Correlation Between First Trust and Pacer Swan
Can any of the company-specific risk be diversified away by investing in both First Trust and Pacer Swan at the same time? Although using a correlation coefficient on its own may not help to predict future stock returns, this module helps to understand the diversifiable risk of combining First Trust and Pacer Swan into the same portfolio, which is an essential part of the fundamental portfolio management process.
By analyzing existing cross correlation between First Trust Cboe and Pacer Swan SOS, you can compare the effects of market volatilities on First Trust and Pacer Swan and check how they will diversify away market risk if combined in the same portfolio for a given time horizon. You can also utilize pair trading strategies of matching a long position in First Trust with a short position of Pacer Swan. Check out your portfolio center. Please also check ongoing floating volatility patterns of First Trust and Pacer Swan.
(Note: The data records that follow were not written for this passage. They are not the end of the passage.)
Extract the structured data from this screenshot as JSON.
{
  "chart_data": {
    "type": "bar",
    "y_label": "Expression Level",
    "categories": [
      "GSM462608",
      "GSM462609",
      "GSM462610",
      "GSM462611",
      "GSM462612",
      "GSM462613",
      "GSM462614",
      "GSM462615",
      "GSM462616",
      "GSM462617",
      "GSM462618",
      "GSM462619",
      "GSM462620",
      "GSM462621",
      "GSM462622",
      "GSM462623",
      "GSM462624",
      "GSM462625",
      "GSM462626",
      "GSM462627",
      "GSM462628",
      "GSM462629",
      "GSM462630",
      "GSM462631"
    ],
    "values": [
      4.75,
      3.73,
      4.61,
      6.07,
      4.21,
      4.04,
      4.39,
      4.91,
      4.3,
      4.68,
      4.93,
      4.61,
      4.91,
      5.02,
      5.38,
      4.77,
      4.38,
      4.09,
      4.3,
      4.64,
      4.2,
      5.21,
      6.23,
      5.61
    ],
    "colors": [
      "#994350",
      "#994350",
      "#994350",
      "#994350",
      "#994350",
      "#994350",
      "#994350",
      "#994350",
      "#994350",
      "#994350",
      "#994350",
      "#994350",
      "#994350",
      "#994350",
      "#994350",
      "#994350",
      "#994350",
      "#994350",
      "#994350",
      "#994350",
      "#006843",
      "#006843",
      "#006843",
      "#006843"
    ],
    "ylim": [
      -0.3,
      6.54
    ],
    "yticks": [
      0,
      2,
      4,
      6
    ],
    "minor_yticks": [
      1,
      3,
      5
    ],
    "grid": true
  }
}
Diversification Opportunities for First Trust and Pacer Swan
1.0 | Correlation Coefficient |
No risk reduction
The 3 months correlation between First and Pacer is 1.0. Overlapping area represents the amount of risk that can be diversified away by holding First Trust Cboe and Pacer Swan SOS in the same portfolio, assuming nothing else is changed. The correlation between historical prices or returns on Pacer Swan SOS and First Trust is a relative statistical measure of the degree to which these equity instruments tend to move together. The correlation coefficient measures the extent to which returns on First Trust Cboe are associated (or correlated) with Pacer Swan. Values of the correlation coefficient range from -1 to +1, where. The correlation of zero (0) is possible when the price movement of Pacer Swan SOS has no effect on the direction of First Trust i.e., First Trust and Pacer Swan go up and down completely randomly.
Pair Corralation between First Trust and Pacer Swan
Given the investment horizon of 90 days First Trust is expected to generate 1.22 times less return on investment than Pacer Swan. But when comparing it to its historical volatility, First Trust Cboe is 1.33 times less risky than Pacer Swan. It trades about 0.41 of its potential returns per unit of risk. Pacer Swan SOS is currently generating about 0.38 of returns per unit of risk over similar time horizon. If you would invest 2,903 in Pacer Swan SOS on September 2, 2024 and sell it today you would earn a total of 99.00 from holding Pacer Swan SOS or generate 3.41% return on investment over 90 days.
Time Period | 3 Months [change] |
Direction | Moves Together |
Strength | Very Strong |
Accuracy | 100.0% |
Values | Daily Returns |
First Trust Cboe vs. Pacer Swan SOS
Performance |
Timeline |
First Trust Cboe |
Pacer Swan SOS |
First Trust and Pacer Swan Volatility Contrast
Predicted Return Density |
Returns |
Pair Trading with First Trust and Pacer Swan
The main advantage of trading using opposite First Trust and Pacer Swan positions is that it hedges away some unsystematic risk. Because of two separate transactions, even if First Trust position performs unexpectedly, Pacer Swan can make up some of the losses. Pair trading also minimizes risk from directional movements in the market. For example, if an entire industry or sector drops because of unexpected headlines, the short position in Pacer Swan will offset losses from the drop in Pacer Swan's long position.First Trust vs. FT Cboe Vest | First Trust vs. First Trust Exchange Traded | First Trust vs. FT Cboe Vest | First Trust vs. FT Cboe Vest |
Pacer Swan vs. Pacer Swan SOS | Pacer Swan vs. Pacer Funds Trust | Pacer Swan vs. Pacer Swan SOS | Pacer Swan vs. Pacer Funds Trust |
Check out your portfolio center.Note that this page's information should be used as a complementary analysis to find the right mix of equity instruments to add to your existing portfolios or create a brand new portfolio. You can also try the Global Correlations module to find global opportunities by holding instruments from different markets.